Swept up in the excitement of this year’s Oscar nominations? Grab yourself a piece of the decision-making pie by heading down to FACT…
It says a lot about the popularity of the British Animation Awards in previous years that for 2012, FACT took the decision to screen each of the three programmes twice, giving people double the opportunity to see the very best work in animation over the last two years.
The Baa’s, as they’re known, are a showcase bringing together a mixture of both emerging and established talent working in the industry in the UK today. With awards season gathering pace, what’s nice about this is the nifty public choice element to proceedings. This means that we, the humble masses, get to cast our votes over the films featured in the three programmes – a selection of animated shorts, music videos and, watch you don’t choke on this: ads.
In practice, what this means is you get a piece of paper and rate each film from 1-5 (1 being poor, 5 excellent) before the next begins. This is tougher than it sounds: “two seems harsh, but do you really think this was a three, that’s very nearly a four”…and so on!
In Monday’s programme of screenings, the thing that struck us immediately on leaving the cinema and mulling over the entrants is the disparity, not simply in quality, but in the budgets available to them. There was Bertie Crisp, for example (supposedly based on memories of childhood holidays), boasting the acting talent of Kathy Burke, Tamsin Greig, and, um, Mark Benton. Impressive right? Put that aside though, and this film is a charmless (verging on rather nasty), piece, which left one with the sense it rather wasted the voice talent at its disposal.
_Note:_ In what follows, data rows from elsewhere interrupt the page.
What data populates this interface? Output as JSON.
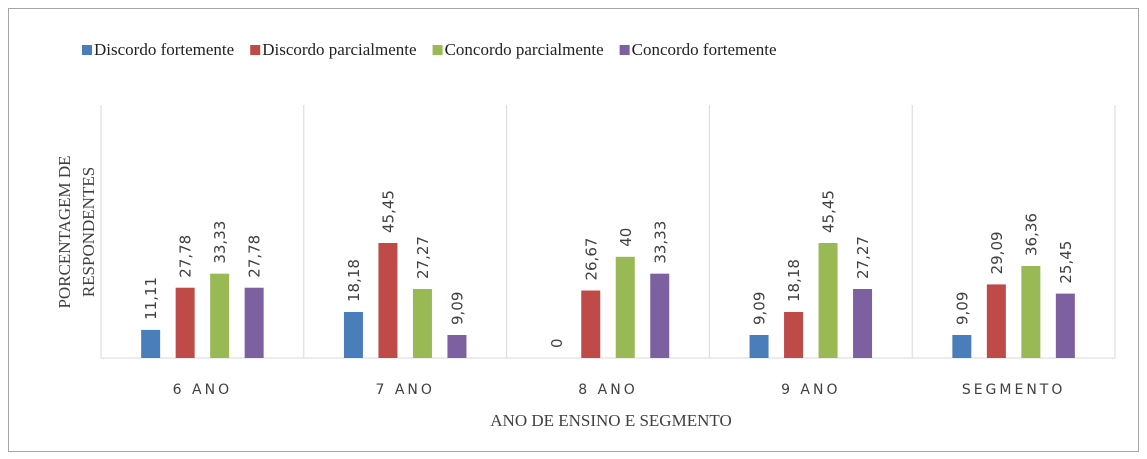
{
  "chart_data": {
    "type": "bar",
    "ylabel": [
      "PORCENTAGEM DE",
      "RESPONDENTES"
    ],
    "xlabel": "ANO DE ENSINO E SEGMENTO",
    "categories": [
      "6 ANO",
      "7 ANO",
      "8 ANO",
      "9 ANO",
      "SEGMENTO"
    ],
    "ylim": [
      0,
      100
    ],
    "series": [
      {
        "name": "Discordo fortemente",
        "color": "#4a7ebb",
        "values": [
          11.11,
          18.18,
          0,
          9.09,
          9.09
        ],
        "value_labels": [
          "11,11",
          "18,18",
          "0",
          "9,09",
          "9,09"
        ]
      },
      {
        "name": "Discordo parcialmente",
        "color": "#be4b48",
        "values": [
          27.78,
          45.45,
          26.67,
          18.18,
          29.09
        ],
        "value_labels": [
          "27,78",
          "45,45",
          "26,67",
          "18,18",
          "29,09"
        ]
      },
      {
        "name": "Concordo parcialmente",
        "color": "#98b954",
        "values": [
          33.33,
          27.27,
          40,
          45.45,
          36.36
        ],
        "value_labels": [
          "33,33",
          "27,27",
          "40",
          "45,45",
          "36,36"
        ]
      },
      {
        "name": "Concordo fortemente",
        "color": "#7d60a0",
        "values": [
          27.78,
          9.09,
          33.33,
          27.27,
          25.45
        ],
        "value_labels": [
          "27,78",
          "9,09",
          "33,33",
          "27,27",
          "25,45"
        ]
      }
    ]
  }
}
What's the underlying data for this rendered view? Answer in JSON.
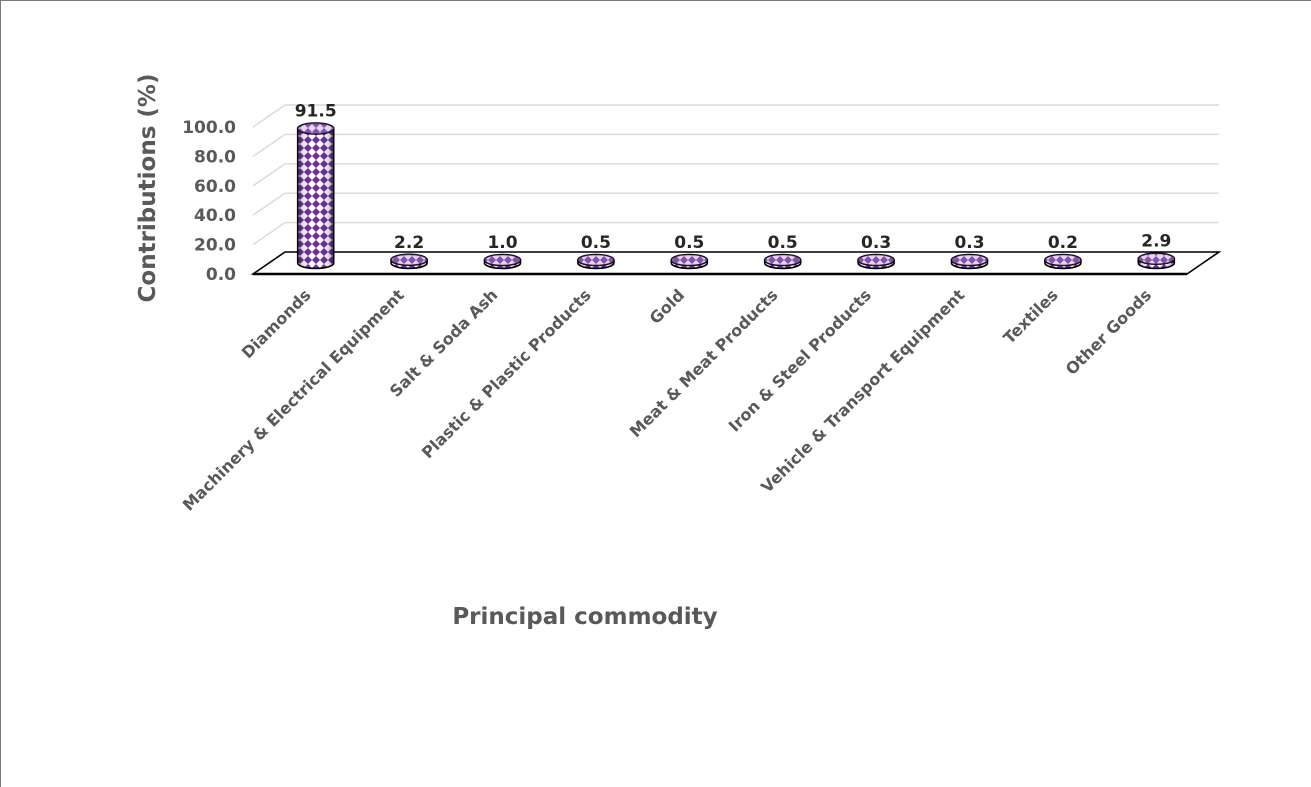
{
  "chart_data": {
    "type": "bar",
    "title": "",
    "xlabel": "Principal commodity",
    "ylabel": "Contributions (%)",
    "ylim": [
      0,
      100
    ],
    "yticks": [
      "0.0",
      "20.0",
      "40.0",
      "60.0",
      "80.0",
      "100.0"
    ],
    "categories": [
      "Diamonds",
      "Machinery & Electrical Equipment",
      "Salt & Soda Ash",
      "Plastic & Plastic Products",
      "Gold",
      "Meat & Meat Products",
      "Iron & Steel Products",
      "Vehicle & Transport Equipment",
      "Textiles",
      "Other Goods"
    ],
    "values": [
      91.5,
      2.2,
      1.0,
      0.5,
      0.5,
      0.5,
      0.3,
      0.3,
      0.2,
      2.9
    ],
    "data_labels": [
      "91.5",
      "2.2",
      "1.0",
      "0.5",
      "0.5",
      "0.5",
      "0.3",
      "0.3",
      "0.2",
      "2.9"
    ],
    "bar_style": "3d-cylinder",
    "grid": true,
    "legend": "none",
    "colors": {
      "bar": "#7030a0",
      "bar_light": "#ffffff",
      "grid": "#d9d9d9",
      "text": "#595959",
      "label": "#262626"
    }
  }
}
That said the majority of the entries in this programme were, at worst, agreeable (just one solitary film scored the minimum). At best, they were challenging, thought provoking and at times, thrilling examples of how to get the best from this form. Slow Derek, a film by RCA grad Daniel Ojari, tells the story of an office drone struggling to keep up with the pace of life. A breath-taking piece of stop-motion animation, incorporating clever use of sound, it’s a fine example of what can be accomplished in the right hands.
Also worthy of note is Barry JC Purves Tchaikovsky – an elegy (pictured) – a gorgeous and affecting piece, though hamstrung by a leaden voiceover, it charts the life of the composer through his relationships and music beautifully, you just find yourself wishing he’d stop talking.
As mentioned up top, there were also some music videos in the mix. It was difficult to know what to think about their inclusion, especially in the case of Stylo by Gorillaz. Directed by Pete Candeland and Jamie Hewlett, with the added clout of EMI, you can probably hazard a guess at its quality. Throw Bruce Willis into the equation, a narrative involving a car chase/ shootout and an appearance from the grim reaper, it becomes increasingly churlish to score it a four or less!
Pleasingly, and one feels, in the spirit of things, the best work on display here was an animation produced to sell a message rather than a product or song. Standing head and shoulders above a strong selection was Max Hattler’s Spin. Utilising a Busby Berkeley-style song and dance routine, with CGI toy soldiers as the players, Hattler succeeds brilliantly in blurring the lines between conflict and entertainment in a piece laced with satire. One foot wrong, and a film like this can quickly take the wrong turn into mawkish territory. But Hattler’s Spin triumphs were so many fail; engaging an audience and hitting them with the knock-out blow of a wake-up call.